Jake Jones

Personal information
- Full name: Jake Ben Jones
- Date of birth: 6 April 1993 (age 33)
- Place of birth: Solihull, England
- Position: Midfielder

Youth career
- 2009–2011: Walsall

Senior career*
- Years: Team / Apps / (Gls)
- 2011–2013: Walsall / 3 / (0)
- 2011–2012: → Redditch United (loan)
- 2013: → Lincoln City (loan) / 13 / (0)
- 2013–2014: Tamworth / 5 / (1)
- 2014–2015: → King's Lynn Town (loan) / 14 / (3)
- 2014–2015: King's Lynn Town / 32 / (5)
- 2015: Halesowen Town / 5 / (1)
- 2015: King's Lynn Town / 7 / (1)
- 2015–2016: Leamington / 5 / (0)
- 2016: Stafford Rangers
- 2016: Corby Town / 1 / (0)
- 2017–2018: Redditch United
- 2018: Hinckley A.F.C. / 0 / (0)

= Jake Jones (footballer) =

English footballer (born 1993)

Jake Ben Jones (born 6 April 1993) is an English professional footballer, who most recently played for Midland League Division One side Hinckley A.F.C., where he played as a midfielder.

==Playing career==
===Walsall===
Born in Solihull, Jones signed his first professional contract in the summer of 2011 after progressing through the youth system.

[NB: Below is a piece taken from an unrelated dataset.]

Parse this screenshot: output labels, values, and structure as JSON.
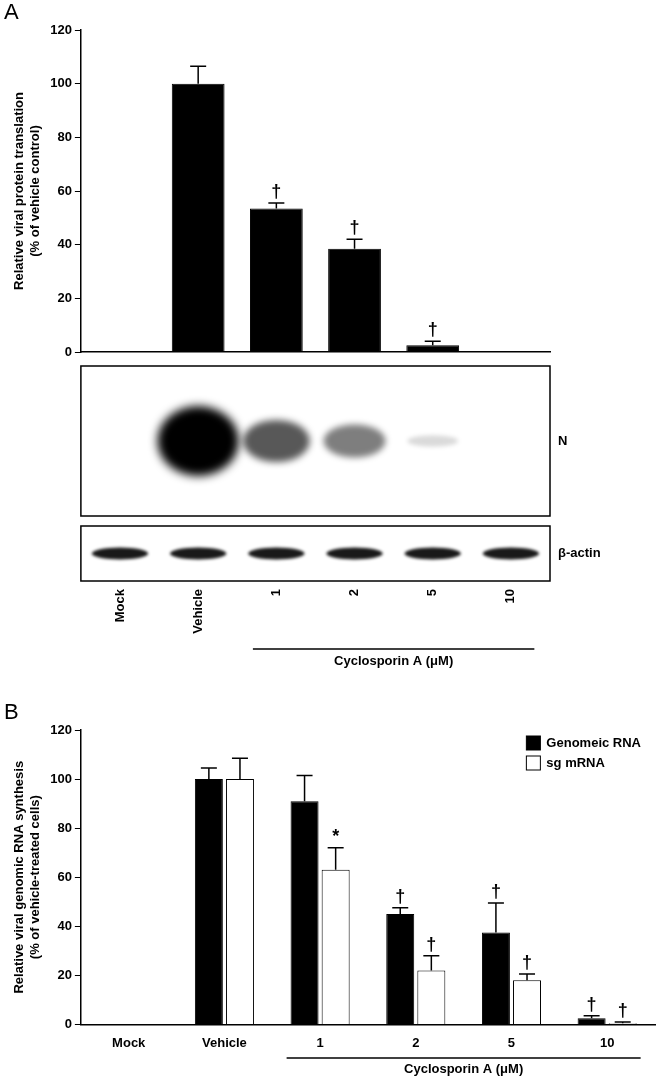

In November 2011, he joined Southern Football League side Redditch United on an initial one-month loan, which was later extended until February. In June 2012, Jones signed a new six-month contract extension.

His debut for the Saddlers came on 11 August 2012, in a 1–0 win over Brentford in the Football League Cup, replacing Nicky Featherstone as a substitute. Jones signed on loan for Lincoln City in the Blue Square Bet Premier until the end of the 2012 /2013 season. He subsequently agreed a permanent contract with The Imps following his release from Walsall stating that the move was a 'no brainer' but then changed his mind at the last minute.

===Tamworth===
Jones signed for Tamworth, and the deal was confirmed on 13 May 2013. Jake joined King's Lynn Town on loan in September 2014.

===King's Lynn Town===
Following a successful loan spell from Tamworth, Jones decided to cancel his contract with The Lambs in search for regular first team football and personal reasons. He signed for The Linnets in January 2014 after a phone call with Gary Mills and Robert Duffy.
Despite finding the net 8 times in 27 appearances in all competitions, Jones was also sent off three times in the final three months of the season.
Jake remained with King's Lynn for the start of the 2014–15 season, making a further 32 appearances in all competitions and scoring three times. In January 2015, fellow Northern Premier League side Halesowen Town put in a 7-day approach for Jones. Following talks he opted to join the Yeltz, a club closer to his Midlands home.

===Halesowen Town===
Jones made a positive start to his time at Halesowen, coming on as a substitute to score the winner in a 2–1 away victory at Stamford in February 2015. He made two further starts for The Yeltz, but was unable to add to his goal tally. By mid-March, he had left the club. On Monday 23 March 2015, King's Lynn Town announced on Twitter that Jones had re-joined the club for a third spell.

===Leamington===
On 12 June 2015, he agreed to join Leamington for the 2015–16 season.

===Hinckley A.F.C.===
Jones signed for Midland League Division One side Hinckley A.F.C. on 1 July 2018. Jake played in one friendly match on 21 July 2018, setting up a goal for Sam Belcher, in a game with Hinckley lost 4–2 away to Gresley.